# Proof that the $r$'th factorial moment of a $Po(\lambda)$ random variable is $\lambda^r$?

If $X \sim Po(\lambda)$ then $E\left[X(X-1)\cdots(X-r+1)\right] = \lambda^r$.

Is there a straightforward way to see this without the use of moment generating functions?

I can get as far is $$E\left[X(X-1)\cdots(X-r+1)\right] = \sum_{k=0}^{\infty} [k(k-1)\cdots (k-r+1)] \frac{\lambda^k e^{-\lambda}}{k!}$$ and noting that $k(k-1)\cdots (k-r+1) = k!/(k-r)!$ if $k\ge r$, but I can't see how to handle the case then $k<r$.

• There is no "case $k\lt r$": those terms are zero.
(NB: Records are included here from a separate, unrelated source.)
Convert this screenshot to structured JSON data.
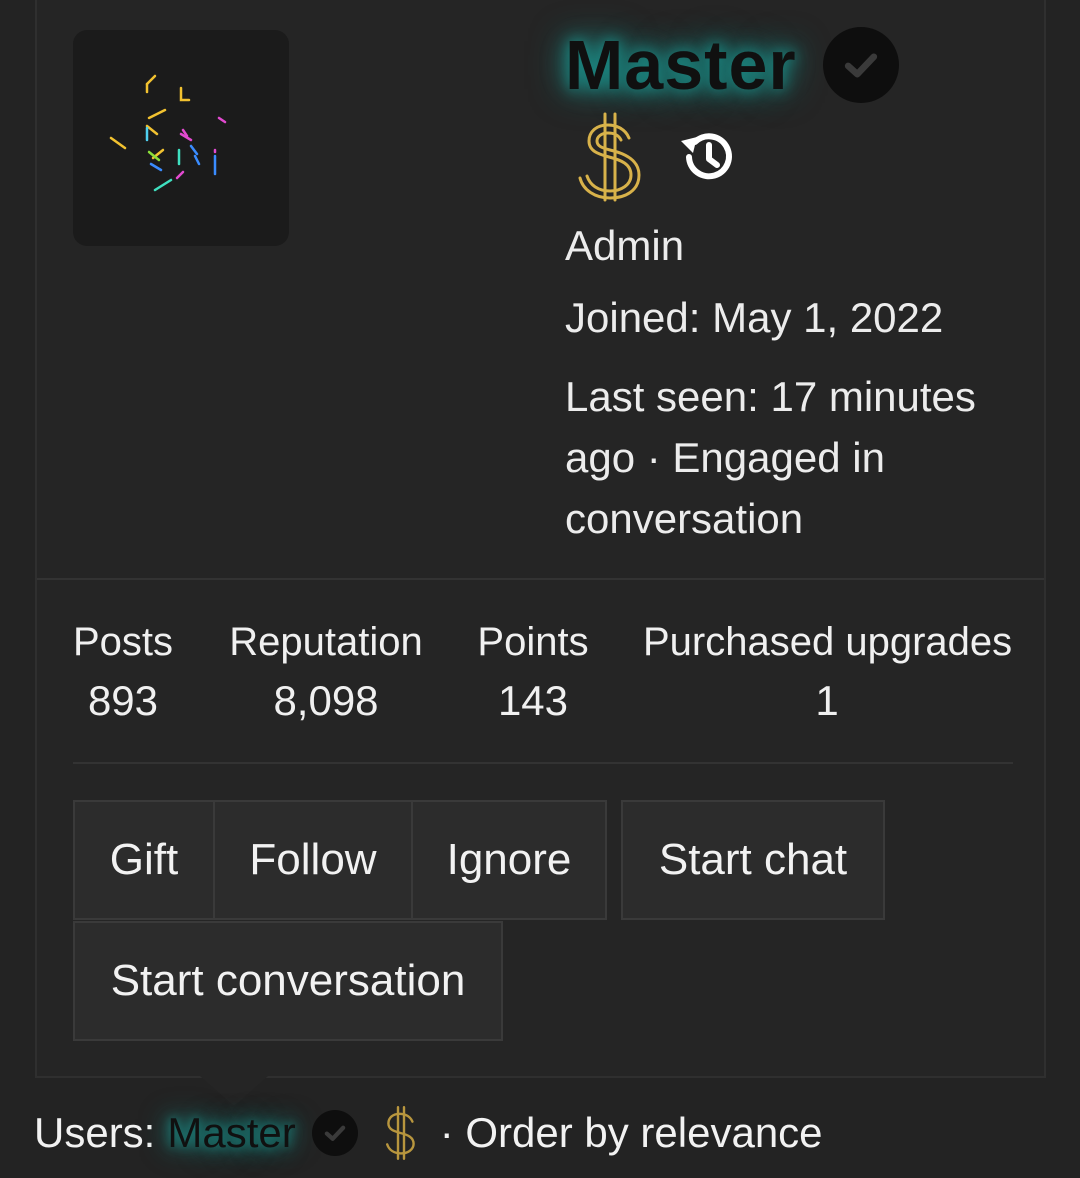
{
  "profile": {
    "username": "Master",
    "role": "Admin",
    "joined": "Joined: May 1, 2022",
    "last_seen": "Last seen: 17 minutes ago · Engaged in conversation",
    "icons": [
      "verified-check-icon",
      "dollar-badge-icon",
      "history-icon"
    ]
  },
  "stats": [
    {
      "label": "Posts",
      "value": "893"
    },
    {
      "label": "Reputation",
      "value": "8,098"
    },
    {
      "label": "Points",
      "value": "143"
    },
    {
      "label": "Purchased upgrades",
      "value": "1"
    }
  ],
  "actions": {
    "gift": "Gift",
    "follow": "Follow",
    "ignore": "Ignore",
    "start_chat": "Start chat",
    "start_conversation": "Start conversation"
  },
  "footer": {
    "prefix": "Users:",
    "username": "Master",
    "order": "· Order by relevance"
  },
  "colors": {
    "background": "#232323",
    "name_glow": "#1b8a84",
    "gold": "#d8b24a"
  }
}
The sum actually begins at $k=r$. Since $k(k-1)\cdots(k-r+1)/k! = 1/(k-r)!$, all you have to do is factor out $\lambda^r$ and you're done.
– whuber
Mar 18, 2017 at 22:56

First note that $\frac{x(x-1)\dots (x-r+1)}{x!} = \frac{1}{(x-r)!}$. Using that, $$\DeclareMathOperator{\E}{\mathbb{E}} \E X(X-1) \dots (X-r+1) = \sum_{k=0}^\infty k(k-1)\dots (k-r+1) e^{-\lambda} \frac{\lambda^k}{k!} \\ = \lambda^r \sum_{k=r}^\infty e^{-\lambda}\frac{\lambda^{k-r}}{(k-r)!} \\ = \lambda^r \sum_{k=0}^\infty e^{-\lambda} \frac{\lambda^k}{k!} \\ = \lambda^r$$